「小学校の殺人事件」の段(2001.6.8)
今日、大教大付属池田小学校に37歳の男が乱入して8人の小学生が殺される事件があった。
・・・なんというか、ひどくやりきれない事件だ。
子供達は私の半分も生きることなく死んでいったのだ。理不尽なことこの上ない。
もちろん世界にはもっと苦しんでいる子供達が大勢いる。しかし、それでも身近に起こった事件だけに直接心に痛みがくるのだ。
「池付」は私の近所と言うほど近いわけではないが、「池付」の高校を私が受験する時にこの小学校の前を通ったり、国道176号線を通る時に「池付」の生徒を見かけることもよくある(制服なので目立つ)ので印象深いのだ。
今回の事件で「もはや学校は安全な場所ではない」ということが騒がれるようになるだろう。
確かに学校は無防備だ。それをどうやって改善するのか、予算などの限界もあるだろうし、広い学校でどうやって安全を確保するのかは今後の議論がまたれる。
だが、どうも時間の経過とともにあいまいに抜本的改革がなされないまま終わってしまう予感がする。悲観的すぎるのかもしれないが、そんな気がする。
犯人は「何度も自殺しようと思ったが出来なかったので死刑にしてもらおうと思った」などと口走っているというニュースを見た。ふざけんなよとしか言いようが無い。
死にたきゃ勝手に死ねばいい、どうして他人を巻き込めるんだ。
報道によると犯人は精神安定剤を常用している精神異常者らしい。
犯人は精神異常ということで死刑どころか罰を受けることさえない可能性が高い。
総論的には精神障害者に刑罰を適用できないというのは理解できるが、こういう事件が起こると心情的に納得できなくなる。
もちろん一時の感情に流されるのが正しいわけではない。しかし、この事件の犯人のような「社会の敵」を目にすると「本当にこれでいいのか」という疑問がもやもやと生まれてくるのだ。

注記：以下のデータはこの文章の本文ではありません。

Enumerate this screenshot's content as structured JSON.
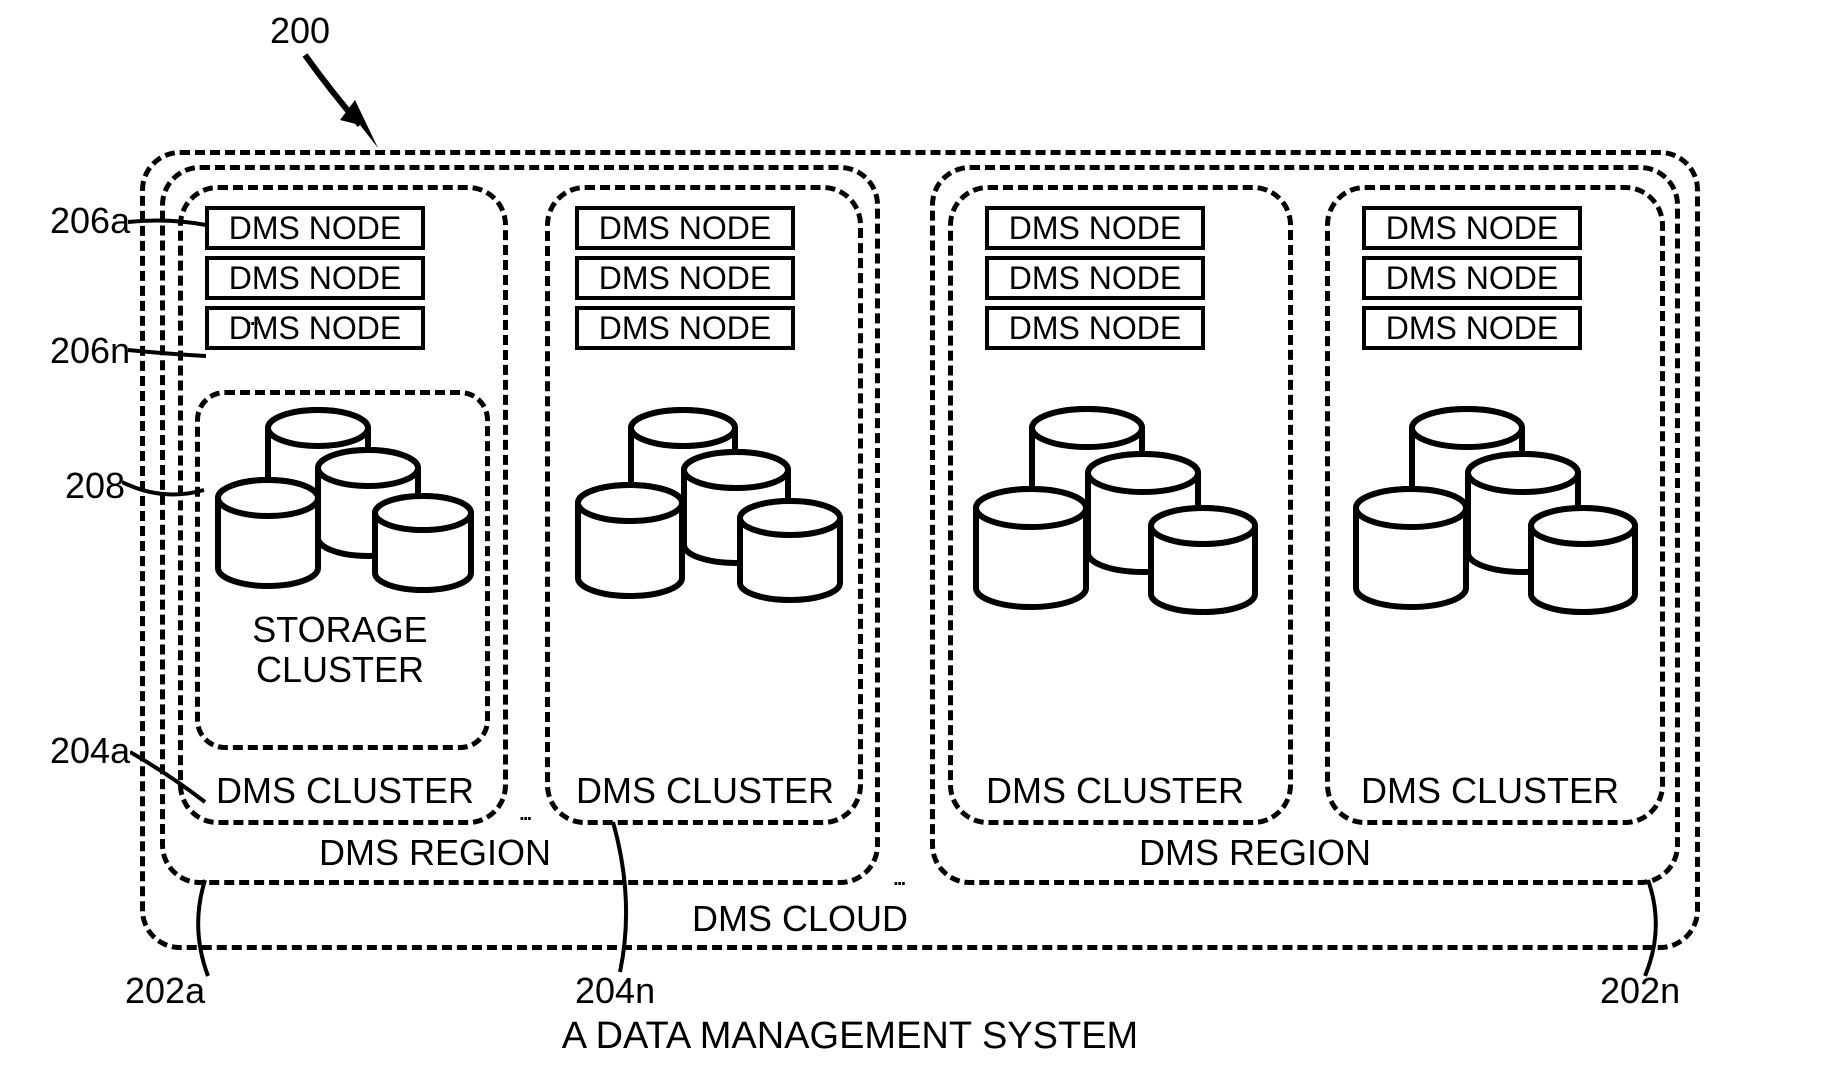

唯一絶対の解決法なんてないことは分かっている。どこかで折り合いをつけなきゃならない。その妥協点が今の刑法なわけだ。極端な事件が起こると不満が生じるのは仕方ないのかもしれない。
犯人の論理の中で犯人なりに筋が通った思考をしているつもりだったとしたら、死刑制度が無ければ子供達は死なずに済んだのだろうか?
「もしも」という言葉は無意味だ。でも、ひょっとしたら、そんなことを考えると罰が罪を呼ぶという皮肉な結果に脳が停止してしまう。
世の中は理不尽だ。つくづくそう思う。